All of the code in this book will run unmodified on your laptop computer and on an industrial-strength Hadoop cluster (though you will want to use a reduced data set for the laptop). You do need a Hadoop installation of some sort, even if it’s a single machine. While a multi-machine cluster isn’t essential, you’ll learn best by spending some time on a real environment with real data. Appendix (TODO: ref) describes your options for installing Hadoop.
Most importantly, you should have an actual project in mind that requires a big data toolkit to solve — a problem that requires scaling out across multiple machines. If you don’t already have a project in mind but really want to learn about the big data toolkit, take a quick browse through the exercises. At least a few of them should have you jumping up and down with excitement to learn this stuff.
This is not "Hadoop the Definitive Guide" (that’s been written, and well); this is more like "Hadoop: a Highly Opinionated Guide". The only coverage of how to use the bare Hadoop API is to say "In most cases, don’t". We recommend storing your data in one of several highly space-inefficient formats and in many other ways encourage you to willingly trade a small performance hit for a large increase in programmer joy.

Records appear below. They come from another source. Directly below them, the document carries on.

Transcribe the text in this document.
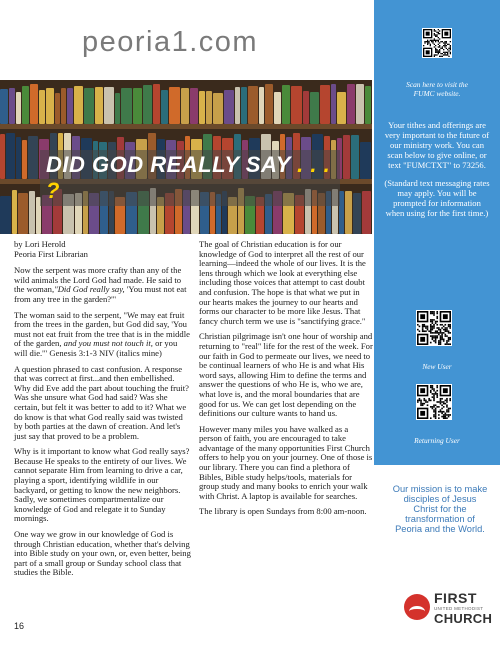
peoria1.com
DID GOD REALLY SAY . . . ?

by Lori Herold
Peoria First Librarian

Now the serpent was more crafty than any of the wild animals the Lord God had made. He said to the woman,"Did God really say, 'You must not eat from any tree in the garden?'"

The woman said to the serpent, "We may eat fruit from the trees in the garden, but God did say, 'You must not eat fruit from the tree that is in the middle of the garden, and you must not touch it, or you will die.'" Genesis 3:1-3 NIV (italics mine)

A question phrased to cast confusion. A response that was correct at first...and then embellished. Why did Eve add the part about touching the fruit? Was she unsure what God had said? Was she certain, but felt it was better to add to it? What we do know is that what God really said was twisted by both parties at the dawn of creation. And let's just say that proved to be a problem.

Why is it important to know what God really says? Because He speaks to the entirety of our lives. We cannot separate Him from learning to drive a car, playing a sport, identifying wildlife in our backyard, or getting to know the new neighbors. Sadly, we sometimes compartmentalize our knowledge of God and relegate it to Sunday mornings.

One way we grow in our knowledge of God is through Christian education, whether that's delving into Bible study on your own, or, even better, being part of a small group or Sunday school class that studies the Bible.

The goal of Christian education is for our knowledge of God to interpret all the rest of our learning—indeed the whole of our lives. It is the lens through which we look at everything else including those voices that attempt to cast doubt and confusion. The hope is that what we put in our hearts makes the journey to our hearts and forms our character to be more like Jesus. That fancy church term we use is "sanctifying grace."

Christian pilgrimage isn't one hour of worship and returning to "real" life for the rest of the week. For our faith in God to permeate our lives, we need to be continual learners of who He is and what His word says, allowing Him to define the terms and answer the questions of who He is, who we are, what love is, and the moral boundaries that are good for us. We can get lost depending on the definitions our culture wants to hand us.

However many miles you have walked as a person of faith, you are encouraged to take advantage of the many opportunities First Church offers to help you on your journey. One of those is our library. There you can find a plethora of Bibles, Bible study helps/tools, materials for group study and many books to enrich your walk with Christ. A laptop is available for searches.

The library is open Sundays from 8:00 am-noon.

16
Scan here to visit the FUMC website.

Your tithes and offerings are very important to the future of our ministry work. You can scan below to give online, or text "FUMCTXT" to 73256.

(Standard text messaging rates may apply. You will be prompted for information when using for the first time.)

New User
Returning User
Our mission is to make disciples of Jesus Christ for the transformation of Peoria and the World.
FIRST
UNITED METHODIST
CHURCH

The book has a relentless emphasis on writing scalable code, but no content on writing performant code beyond the advice that the best path to a 2x speedup is to launch twice as many machines.
That is because for almost everyone, the cost of the cluster is far less than the opportunity cost of the data scientists using it. If you have not just big data but huge data — let’s say somewhere north of 100 terabytes — then you will need to make different tradeoffs for jobs that you expect to run repeatedly in production.
The book does have some content on machine learning with Hadoop, on provisioning and deploying Hadoop, and on a few important settings. But it does not cover advanced algorithms, operations or tuning in any real depth.
I plan to push chapters to the publicly-viewable 'Hadoop for Chimps' git repo as they are written, and to post them periodically to the Infochimps blog after minor cleanup.
We really mean it about the git social-coding thing — please comment on the text, file issues and send pull requests. However! We might not use your feedback, no matter how dazzlingly cogent it is; and while we are soliciting comments from readers, we are not seeking content from collaborators.